/geonetwork-gcmd-extractor

A tool for extracting GCMD keywords of GeoNetwork records with CSW harvester

Primary LanguagePythonGNU General Public License v3.0GPL-3.0

GCMD Keywords Extractor

A Python tool for extracting GCMD (Global Change Master Directory) keywords used by metadata records from AODN's GeoNetwork catalog via the CSW service.

This tool assists the AODN Metadata Governance Officer in extracting GCMD keyword on-demand reports.

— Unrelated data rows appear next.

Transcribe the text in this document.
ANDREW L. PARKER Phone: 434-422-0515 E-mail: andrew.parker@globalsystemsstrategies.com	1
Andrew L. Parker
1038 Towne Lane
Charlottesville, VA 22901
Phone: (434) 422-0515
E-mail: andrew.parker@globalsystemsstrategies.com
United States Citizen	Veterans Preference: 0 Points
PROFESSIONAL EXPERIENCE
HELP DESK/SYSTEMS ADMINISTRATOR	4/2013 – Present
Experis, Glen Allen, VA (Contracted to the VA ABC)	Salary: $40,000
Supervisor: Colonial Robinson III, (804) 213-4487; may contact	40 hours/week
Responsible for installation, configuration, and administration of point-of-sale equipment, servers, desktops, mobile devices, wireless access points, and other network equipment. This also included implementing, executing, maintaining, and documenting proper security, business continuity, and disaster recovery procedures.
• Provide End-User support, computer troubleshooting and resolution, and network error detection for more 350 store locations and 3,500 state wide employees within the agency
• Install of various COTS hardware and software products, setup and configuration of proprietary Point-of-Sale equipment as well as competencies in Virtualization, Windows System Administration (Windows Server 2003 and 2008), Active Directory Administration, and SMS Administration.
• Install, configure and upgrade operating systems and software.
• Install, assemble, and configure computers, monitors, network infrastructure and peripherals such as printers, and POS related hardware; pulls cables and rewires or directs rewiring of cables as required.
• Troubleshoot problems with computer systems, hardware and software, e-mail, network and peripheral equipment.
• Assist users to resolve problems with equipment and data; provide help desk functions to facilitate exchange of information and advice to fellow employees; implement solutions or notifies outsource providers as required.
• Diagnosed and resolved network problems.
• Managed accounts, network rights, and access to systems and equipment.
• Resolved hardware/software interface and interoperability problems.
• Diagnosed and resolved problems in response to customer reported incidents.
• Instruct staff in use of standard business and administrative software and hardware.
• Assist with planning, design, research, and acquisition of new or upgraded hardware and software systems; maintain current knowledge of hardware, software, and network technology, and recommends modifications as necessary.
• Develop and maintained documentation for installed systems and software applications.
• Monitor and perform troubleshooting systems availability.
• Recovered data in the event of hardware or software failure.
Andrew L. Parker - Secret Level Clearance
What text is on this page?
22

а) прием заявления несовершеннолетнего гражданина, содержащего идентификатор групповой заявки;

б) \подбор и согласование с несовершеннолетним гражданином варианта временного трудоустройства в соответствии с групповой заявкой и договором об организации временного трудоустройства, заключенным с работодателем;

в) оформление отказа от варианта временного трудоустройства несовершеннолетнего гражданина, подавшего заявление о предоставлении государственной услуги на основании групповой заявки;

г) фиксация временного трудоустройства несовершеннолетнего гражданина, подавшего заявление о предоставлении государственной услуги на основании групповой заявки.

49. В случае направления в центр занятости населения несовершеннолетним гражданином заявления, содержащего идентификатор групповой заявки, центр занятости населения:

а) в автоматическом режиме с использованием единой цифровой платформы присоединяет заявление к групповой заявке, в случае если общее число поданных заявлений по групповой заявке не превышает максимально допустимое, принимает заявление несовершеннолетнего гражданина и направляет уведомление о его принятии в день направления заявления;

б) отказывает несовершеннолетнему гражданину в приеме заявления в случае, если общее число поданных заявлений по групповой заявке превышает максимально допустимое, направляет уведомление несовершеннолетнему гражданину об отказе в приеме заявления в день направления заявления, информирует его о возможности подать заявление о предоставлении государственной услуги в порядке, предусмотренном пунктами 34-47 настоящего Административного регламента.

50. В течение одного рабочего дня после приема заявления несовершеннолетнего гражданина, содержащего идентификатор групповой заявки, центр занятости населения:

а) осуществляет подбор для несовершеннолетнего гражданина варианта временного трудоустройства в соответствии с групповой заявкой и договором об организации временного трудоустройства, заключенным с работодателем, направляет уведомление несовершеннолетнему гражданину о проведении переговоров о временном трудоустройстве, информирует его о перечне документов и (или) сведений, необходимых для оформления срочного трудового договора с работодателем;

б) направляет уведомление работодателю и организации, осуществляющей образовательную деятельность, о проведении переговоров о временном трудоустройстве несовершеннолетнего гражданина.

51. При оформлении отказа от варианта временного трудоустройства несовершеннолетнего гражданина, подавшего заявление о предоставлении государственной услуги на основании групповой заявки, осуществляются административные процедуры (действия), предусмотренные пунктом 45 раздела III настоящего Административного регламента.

It works with the CSW service of both GeoNetwork3 and GeoNetwork4.

Requirements

  • Python 3.10
  • Poetry
  • Conda (recommended for creating a virtual environment)

Installation

  1. Install Conda (if not already installed):

    Follow the instructions at Conda Installation.

  2. Create and activate a Conda virtual environment:

    conda create -n gcmd_extractor python=3.10
    conda activate gcmd_extractor
  3. Install Poetry (if not already installed):

    curl -sSL https://install.python-poetry.org | python3 -

    Make sure to add Poetry to your PATH as instructed during the installation.

  4. Clone the repository:

    # after cloning the repo with git clone command
    cd geonetwork-gcmd-extractor
  5. Install dependencies using Poetry:

    poetry install

Usage

Configurations are defined in config/config.json, you can change CSW service source URL in there for example.

Run the script:

poetry run python main.py

For parameter usage instruction

poetry run python main.py --help

NLP Grouping Similar Texts

There is an implementation for using NLP to fuzzy group similar texts regardless of typos, plurals, case sensitivity, etc. For example:

Inputs:

["Sea surface tempoerature", "SEA SURFACE TEMPERATUR", "car", "cars", "elephant", "ellephent", "antarticca"]

Outputs:

['SEA SURFACE TEMPERATURE', 'CAR', 'ELEPHANT', 'ANTARCTICA']

This module is not used in the processor class; it is there for reference purposes. To use it, after running poetry install, you might want to run poetry run download-spacy-model and then import it where needed.

from utils.nlp_grouping import GroupingSimilarTexts

Extracted results

Output files will be generated in the outputs folder.